The skill runs five sequential phases. First, an ImageMagick preflight check confirms the dependency is available. Then an AI vision scan extracts pixel-coordinate bounding boxes for sensitive regions—API keys, database connection strings, bearer tokens, customer email addresses—followed by a plain-English confirmation step where the user approves what gets redacted. ImageMagick's `-region WxH+X+Y` flag handles the actual pixel manipulation, and a final verification pass has the model re-read the processed image to confirm coverage. The AI layer does the classification work that pixel tools cannot: distinguishing a `sk_live_` Stripe key from a syntax-highlighted keyword, or spotting an Authorization header buried in curl output.

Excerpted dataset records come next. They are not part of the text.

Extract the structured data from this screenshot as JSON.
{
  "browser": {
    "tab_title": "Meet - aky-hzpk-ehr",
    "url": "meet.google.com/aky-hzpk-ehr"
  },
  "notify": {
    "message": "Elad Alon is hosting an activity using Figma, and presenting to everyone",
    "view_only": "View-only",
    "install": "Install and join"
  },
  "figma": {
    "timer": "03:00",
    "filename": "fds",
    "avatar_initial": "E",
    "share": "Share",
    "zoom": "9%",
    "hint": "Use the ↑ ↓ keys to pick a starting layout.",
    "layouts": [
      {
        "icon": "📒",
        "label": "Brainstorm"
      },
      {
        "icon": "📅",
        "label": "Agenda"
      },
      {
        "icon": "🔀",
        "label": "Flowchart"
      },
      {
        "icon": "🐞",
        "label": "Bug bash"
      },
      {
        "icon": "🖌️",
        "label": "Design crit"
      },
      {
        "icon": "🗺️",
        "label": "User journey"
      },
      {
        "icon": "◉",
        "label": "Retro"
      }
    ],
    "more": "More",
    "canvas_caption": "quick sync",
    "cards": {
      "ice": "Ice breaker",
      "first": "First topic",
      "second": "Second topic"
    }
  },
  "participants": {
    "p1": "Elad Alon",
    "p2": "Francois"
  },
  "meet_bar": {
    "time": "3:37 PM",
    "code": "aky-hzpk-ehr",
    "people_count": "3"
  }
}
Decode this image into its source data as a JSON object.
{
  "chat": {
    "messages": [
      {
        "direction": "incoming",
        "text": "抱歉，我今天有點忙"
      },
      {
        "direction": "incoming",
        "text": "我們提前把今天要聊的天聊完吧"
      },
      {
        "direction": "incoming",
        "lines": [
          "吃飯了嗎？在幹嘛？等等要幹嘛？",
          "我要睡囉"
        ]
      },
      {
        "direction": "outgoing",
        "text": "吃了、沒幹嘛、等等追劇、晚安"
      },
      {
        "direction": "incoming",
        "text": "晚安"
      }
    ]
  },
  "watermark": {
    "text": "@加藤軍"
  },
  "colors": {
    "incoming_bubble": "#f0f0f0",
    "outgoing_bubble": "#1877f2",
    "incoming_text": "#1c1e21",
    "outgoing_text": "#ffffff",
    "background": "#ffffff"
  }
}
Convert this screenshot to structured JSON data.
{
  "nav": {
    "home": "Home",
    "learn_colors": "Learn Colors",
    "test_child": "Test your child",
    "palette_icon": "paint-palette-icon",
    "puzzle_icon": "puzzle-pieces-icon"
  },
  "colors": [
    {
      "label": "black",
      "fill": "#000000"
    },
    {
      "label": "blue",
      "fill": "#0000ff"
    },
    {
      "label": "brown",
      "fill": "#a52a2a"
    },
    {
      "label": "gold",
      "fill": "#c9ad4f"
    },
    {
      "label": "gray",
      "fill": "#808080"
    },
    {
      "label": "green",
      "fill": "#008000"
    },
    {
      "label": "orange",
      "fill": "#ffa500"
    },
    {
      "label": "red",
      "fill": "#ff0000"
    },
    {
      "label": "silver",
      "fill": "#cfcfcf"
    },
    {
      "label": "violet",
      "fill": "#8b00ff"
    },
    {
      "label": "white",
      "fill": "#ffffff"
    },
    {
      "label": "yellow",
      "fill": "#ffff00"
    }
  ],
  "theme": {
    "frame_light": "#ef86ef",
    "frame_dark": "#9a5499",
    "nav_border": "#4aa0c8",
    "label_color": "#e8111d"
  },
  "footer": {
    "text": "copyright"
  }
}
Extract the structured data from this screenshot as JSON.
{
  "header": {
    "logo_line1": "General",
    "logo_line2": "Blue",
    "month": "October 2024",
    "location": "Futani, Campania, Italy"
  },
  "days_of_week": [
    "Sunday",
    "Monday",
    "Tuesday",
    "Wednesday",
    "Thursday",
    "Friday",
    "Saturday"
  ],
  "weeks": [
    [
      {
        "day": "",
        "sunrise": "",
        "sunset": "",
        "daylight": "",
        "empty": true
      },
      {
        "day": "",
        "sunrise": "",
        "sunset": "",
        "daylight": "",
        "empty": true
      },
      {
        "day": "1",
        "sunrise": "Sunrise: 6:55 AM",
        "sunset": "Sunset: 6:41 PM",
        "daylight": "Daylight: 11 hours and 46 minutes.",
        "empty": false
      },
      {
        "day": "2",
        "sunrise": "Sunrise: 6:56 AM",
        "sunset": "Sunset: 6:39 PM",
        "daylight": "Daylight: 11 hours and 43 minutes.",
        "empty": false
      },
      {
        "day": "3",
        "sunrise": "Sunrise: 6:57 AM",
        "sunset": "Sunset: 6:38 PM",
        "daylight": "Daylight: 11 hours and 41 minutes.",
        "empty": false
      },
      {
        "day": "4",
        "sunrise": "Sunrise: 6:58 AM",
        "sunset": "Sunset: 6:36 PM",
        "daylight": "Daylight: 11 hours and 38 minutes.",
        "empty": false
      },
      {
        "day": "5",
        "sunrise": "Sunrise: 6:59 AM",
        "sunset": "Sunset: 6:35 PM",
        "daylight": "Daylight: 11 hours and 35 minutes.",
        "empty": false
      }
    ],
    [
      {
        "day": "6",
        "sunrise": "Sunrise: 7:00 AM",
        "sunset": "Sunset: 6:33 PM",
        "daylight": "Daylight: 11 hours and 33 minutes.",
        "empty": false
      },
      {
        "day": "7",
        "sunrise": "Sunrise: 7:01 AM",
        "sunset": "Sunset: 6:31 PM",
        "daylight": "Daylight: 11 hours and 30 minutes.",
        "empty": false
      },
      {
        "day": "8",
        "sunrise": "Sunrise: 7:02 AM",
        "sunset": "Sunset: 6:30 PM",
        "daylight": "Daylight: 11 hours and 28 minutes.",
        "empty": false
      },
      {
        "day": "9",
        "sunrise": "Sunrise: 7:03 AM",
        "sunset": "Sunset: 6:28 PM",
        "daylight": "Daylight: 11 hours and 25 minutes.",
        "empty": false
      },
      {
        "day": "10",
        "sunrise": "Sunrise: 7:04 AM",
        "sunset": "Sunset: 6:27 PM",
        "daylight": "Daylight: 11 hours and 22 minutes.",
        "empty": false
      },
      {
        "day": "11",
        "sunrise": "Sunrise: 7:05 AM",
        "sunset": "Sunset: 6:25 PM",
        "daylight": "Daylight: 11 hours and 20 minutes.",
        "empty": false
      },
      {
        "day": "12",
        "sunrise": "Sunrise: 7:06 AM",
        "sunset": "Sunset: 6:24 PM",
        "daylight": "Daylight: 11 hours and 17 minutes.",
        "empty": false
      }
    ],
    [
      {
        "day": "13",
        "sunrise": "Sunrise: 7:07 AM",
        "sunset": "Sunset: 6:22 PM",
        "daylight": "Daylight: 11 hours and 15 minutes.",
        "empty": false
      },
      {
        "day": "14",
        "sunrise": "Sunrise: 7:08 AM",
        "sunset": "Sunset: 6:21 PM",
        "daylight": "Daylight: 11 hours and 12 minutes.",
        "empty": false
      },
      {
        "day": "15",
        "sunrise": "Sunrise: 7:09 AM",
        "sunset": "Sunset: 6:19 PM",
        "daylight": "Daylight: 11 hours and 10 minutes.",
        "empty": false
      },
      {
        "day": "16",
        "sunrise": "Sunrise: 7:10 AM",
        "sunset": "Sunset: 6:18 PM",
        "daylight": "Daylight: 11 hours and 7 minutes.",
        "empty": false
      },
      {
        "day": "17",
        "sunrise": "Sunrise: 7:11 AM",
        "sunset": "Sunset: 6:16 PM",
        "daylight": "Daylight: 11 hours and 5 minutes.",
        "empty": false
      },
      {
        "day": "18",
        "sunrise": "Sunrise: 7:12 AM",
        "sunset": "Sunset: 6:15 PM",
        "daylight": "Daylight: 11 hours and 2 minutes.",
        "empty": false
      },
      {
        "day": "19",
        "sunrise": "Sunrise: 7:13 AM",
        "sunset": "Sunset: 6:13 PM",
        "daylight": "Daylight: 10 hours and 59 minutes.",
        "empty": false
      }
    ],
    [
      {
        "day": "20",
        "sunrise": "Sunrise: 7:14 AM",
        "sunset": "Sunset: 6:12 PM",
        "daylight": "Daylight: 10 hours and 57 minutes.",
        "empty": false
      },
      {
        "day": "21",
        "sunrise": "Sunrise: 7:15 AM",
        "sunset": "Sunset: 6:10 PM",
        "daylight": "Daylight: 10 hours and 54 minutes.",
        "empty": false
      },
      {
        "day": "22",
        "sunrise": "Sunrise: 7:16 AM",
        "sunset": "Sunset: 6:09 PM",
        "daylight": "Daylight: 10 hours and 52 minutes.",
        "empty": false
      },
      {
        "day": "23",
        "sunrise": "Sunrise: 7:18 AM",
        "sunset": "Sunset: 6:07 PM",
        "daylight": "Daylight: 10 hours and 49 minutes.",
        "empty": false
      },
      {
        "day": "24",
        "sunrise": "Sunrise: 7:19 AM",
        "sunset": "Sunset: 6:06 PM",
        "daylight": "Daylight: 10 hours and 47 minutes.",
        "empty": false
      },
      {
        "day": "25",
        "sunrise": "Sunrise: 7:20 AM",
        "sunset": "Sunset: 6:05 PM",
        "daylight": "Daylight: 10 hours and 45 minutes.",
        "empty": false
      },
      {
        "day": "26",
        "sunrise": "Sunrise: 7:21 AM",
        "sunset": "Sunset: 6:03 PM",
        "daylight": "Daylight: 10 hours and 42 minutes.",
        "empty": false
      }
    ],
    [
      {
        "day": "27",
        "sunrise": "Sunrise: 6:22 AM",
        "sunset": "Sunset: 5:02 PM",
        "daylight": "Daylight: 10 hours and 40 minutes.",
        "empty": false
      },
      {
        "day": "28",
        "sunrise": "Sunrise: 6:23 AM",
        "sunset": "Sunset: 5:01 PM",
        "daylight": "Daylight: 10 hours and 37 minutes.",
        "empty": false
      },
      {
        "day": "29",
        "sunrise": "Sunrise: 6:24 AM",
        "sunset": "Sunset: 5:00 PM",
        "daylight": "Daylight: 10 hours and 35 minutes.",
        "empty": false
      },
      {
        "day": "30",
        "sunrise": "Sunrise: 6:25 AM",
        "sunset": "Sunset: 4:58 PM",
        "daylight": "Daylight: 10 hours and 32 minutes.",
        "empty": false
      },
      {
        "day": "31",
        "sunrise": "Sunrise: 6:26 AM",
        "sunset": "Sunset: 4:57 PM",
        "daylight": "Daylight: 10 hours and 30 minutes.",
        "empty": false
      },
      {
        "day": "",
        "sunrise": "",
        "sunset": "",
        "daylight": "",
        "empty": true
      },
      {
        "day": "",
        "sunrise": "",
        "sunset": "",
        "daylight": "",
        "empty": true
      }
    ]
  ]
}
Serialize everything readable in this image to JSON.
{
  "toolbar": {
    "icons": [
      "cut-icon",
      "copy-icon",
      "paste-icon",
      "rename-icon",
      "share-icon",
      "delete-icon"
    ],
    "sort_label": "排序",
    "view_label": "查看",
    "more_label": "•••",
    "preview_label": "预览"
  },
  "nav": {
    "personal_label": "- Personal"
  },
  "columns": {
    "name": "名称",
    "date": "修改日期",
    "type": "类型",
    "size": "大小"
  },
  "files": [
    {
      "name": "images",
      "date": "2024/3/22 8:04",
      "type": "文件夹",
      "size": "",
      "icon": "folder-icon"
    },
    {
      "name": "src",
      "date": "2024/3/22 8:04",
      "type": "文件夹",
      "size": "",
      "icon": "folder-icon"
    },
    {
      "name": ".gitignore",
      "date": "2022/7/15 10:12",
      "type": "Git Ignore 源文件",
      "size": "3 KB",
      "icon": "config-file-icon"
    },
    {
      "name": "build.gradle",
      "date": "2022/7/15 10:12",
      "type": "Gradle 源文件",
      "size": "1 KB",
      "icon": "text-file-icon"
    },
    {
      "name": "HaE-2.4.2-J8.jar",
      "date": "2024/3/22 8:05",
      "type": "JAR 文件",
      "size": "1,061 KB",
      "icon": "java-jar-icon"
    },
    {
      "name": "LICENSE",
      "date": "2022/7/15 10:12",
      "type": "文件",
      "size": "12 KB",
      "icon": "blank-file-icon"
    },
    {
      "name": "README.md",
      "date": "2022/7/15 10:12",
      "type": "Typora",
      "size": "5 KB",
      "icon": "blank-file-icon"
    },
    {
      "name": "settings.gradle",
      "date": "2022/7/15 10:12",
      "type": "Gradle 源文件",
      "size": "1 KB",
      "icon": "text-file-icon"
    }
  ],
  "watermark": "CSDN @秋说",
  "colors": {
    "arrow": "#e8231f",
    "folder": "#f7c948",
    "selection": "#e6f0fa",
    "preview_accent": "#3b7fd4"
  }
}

The release carries a specific security warning about blur sigma. Gaussian blur applied with a low sigma value can be partially reversed by deblurring algorithms—a meaningful risk given the high-contrast text typical of terminal screenshots. The author recommends sigma 20 or higher for real credentials, with solid black fill (`-fill black -colorize 100`) as the more reliable option when aesthetics are secondary.
The blur-image skill ships through the same skills CLI as Jamdesk's existing `update-jamdesk` tool for MDX documentation sync, both positioned as standalone agent capabilities that install into existing toolchains. The CLI is described as Vercel-backed, though that association is not confirmed by publicly available sources.